Helicopters are looking for survivors while the earthquake kills more than 800 people

The rescuers on helicopters are looking for the ruins of the villages far from eastern Afghanistan for the survivors of a powerful earthquake which killed 800 people and injured 1,800 others.
Many are feared trapped under the rubble of their houses after the earthquake of magnitude 6.0 struck the country’s border on Sunday with Pakistan.
The authorities searched by Air for the second day on Tuesday as the roads blocked with debris and the mountainous land in the affected areas made the land trip difficult.
The Taliban government has requested international aid. The UN has published emergency funds, while the United Kingdom has promised 1 million pounds Sterling ($ 1.3 million) of aid.
The Sunday earthquake has been one of the strongest to hit Afghanistan in recent years. The country is very subject to earthquakes because it is located above a certain number of flawing lines where the Indian and Eurasian tectonic plates meet.
In 2023, more than 1,400 people died after a series of 6.3 earthquake tremors struck west of Afghanistan, near the city of Herat.
The survivors of the Sunday earthquake were brought to the hospital in Jalalabad, which was overwhelmed by hundreds of patients per day even before the disaster.
Mir Zaman told the BBC that he had left his children who died on the rubble alone.
“It was dark. There was no light. Someone lent me a lamp, then I used a shovel and a picking to unearth them. There was no one to help because everyone was touched. So many people died in my village. Some are still buried. Women’s families are dead,” he said.
Maiwand, two and a half years old, suffered head injuries and a blood loss.
“You can see his situation. It’s so tragic. The earthquake was fatal. I want doctors to treat him, heal him,” said the child’s uncle Khawat Gul.

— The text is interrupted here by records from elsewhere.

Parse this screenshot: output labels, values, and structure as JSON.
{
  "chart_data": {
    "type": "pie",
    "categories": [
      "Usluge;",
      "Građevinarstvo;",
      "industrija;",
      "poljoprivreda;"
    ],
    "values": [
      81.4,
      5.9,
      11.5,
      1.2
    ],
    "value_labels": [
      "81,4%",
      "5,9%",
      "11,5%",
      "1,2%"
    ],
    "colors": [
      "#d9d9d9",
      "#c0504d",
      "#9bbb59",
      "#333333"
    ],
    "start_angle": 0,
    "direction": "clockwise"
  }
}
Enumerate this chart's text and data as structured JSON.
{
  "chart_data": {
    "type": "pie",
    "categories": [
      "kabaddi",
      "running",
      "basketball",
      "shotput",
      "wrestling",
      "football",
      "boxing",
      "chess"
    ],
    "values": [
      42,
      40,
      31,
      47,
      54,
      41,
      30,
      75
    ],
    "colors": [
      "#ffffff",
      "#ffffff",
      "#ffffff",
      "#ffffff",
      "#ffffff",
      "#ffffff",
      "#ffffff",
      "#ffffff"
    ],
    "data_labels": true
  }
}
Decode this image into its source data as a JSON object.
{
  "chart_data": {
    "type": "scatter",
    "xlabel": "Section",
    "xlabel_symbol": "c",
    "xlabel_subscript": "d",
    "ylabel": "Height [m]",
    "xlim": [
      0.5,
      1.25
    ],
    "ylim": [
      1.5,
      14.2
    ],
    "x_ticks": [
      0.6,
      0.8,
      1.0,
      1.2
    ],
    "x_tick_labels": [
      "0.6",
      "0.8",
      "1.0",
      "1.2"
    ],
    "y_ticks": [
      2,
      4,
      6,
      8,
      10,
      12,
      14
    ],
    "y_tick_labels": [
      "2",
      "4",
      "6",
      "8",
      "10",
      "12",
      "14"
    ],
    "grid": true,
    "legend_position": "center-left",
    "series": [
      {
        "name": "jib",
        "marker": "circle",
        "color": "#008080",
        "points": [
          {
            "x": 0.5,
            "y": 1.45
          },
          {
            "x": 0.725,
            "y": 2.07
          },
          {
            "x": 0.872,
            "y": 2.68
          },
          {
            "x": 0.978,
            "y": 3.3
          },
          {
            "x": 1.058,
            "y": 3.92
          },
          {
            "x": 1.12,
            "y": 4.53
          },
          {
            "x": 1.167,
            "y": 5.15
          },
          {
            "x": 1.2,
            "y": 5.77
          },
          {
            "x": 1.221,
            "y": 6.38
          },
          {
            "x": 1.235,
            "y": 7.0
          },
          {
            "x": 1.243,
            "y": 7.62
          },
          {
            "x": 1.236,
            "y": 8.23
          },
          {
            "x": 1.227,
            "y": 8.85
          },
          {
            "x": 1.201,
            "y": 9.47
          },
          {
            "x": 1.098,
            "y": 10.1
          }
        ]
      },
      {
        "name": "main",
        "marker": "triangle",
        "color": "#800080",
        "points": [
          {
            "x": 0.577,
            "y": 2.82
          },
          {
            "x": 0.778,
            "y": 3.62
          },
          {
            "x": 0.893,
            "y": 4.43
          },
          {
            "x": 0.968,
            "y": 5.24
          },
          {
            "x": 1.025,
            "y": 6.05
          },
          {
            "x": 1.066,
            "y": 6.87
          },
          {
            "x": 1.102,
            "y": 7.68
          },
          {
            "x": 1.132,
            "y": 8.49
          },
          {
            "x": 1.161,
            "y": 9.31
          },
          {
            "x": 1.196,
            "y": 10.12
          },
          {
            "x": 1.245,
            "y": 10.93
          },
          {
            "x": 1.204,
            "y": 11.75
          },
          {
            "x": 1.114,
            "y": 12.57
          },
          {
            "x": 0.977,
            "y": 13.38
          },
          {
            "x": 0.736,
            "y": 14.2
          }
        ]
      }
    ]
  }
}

The most recent earthquake struck Afghanistan when it is in shock under serious drought and what the UN calls an unprecedented crisis of hunger.
The country has also experienced massive aid reductions, especially from the United States this year, which reduces aid more than many of these people could have obtained. This disaster could not have arrived at a worse moment.
The British Foreign Minister David Lammy said that the help of the United Kingdom would be “channeled by experienced partners”, the United Nations (UNFPA) population and the international Red Cross.
India delivered 1,000 tents to Kabul, his Minister of Foreign Affairs Subrahmanyam Jaishankar wrote on X after talking to his Taliban counterpart Amir Khan Muttaqi.
The Indian mission also helps to move 15 tonnes of Kabul’s food to Kunar province, which was seriously struck by the earthquake, he said, adding that India would send more rescue items.
China and Switzerland have also promised support.
Survivors will need accommodation, shelter and covers, said Amy Martin, who heads the United Nations Humanitarian Affairs Coordination (OCHA) in Afghanistan.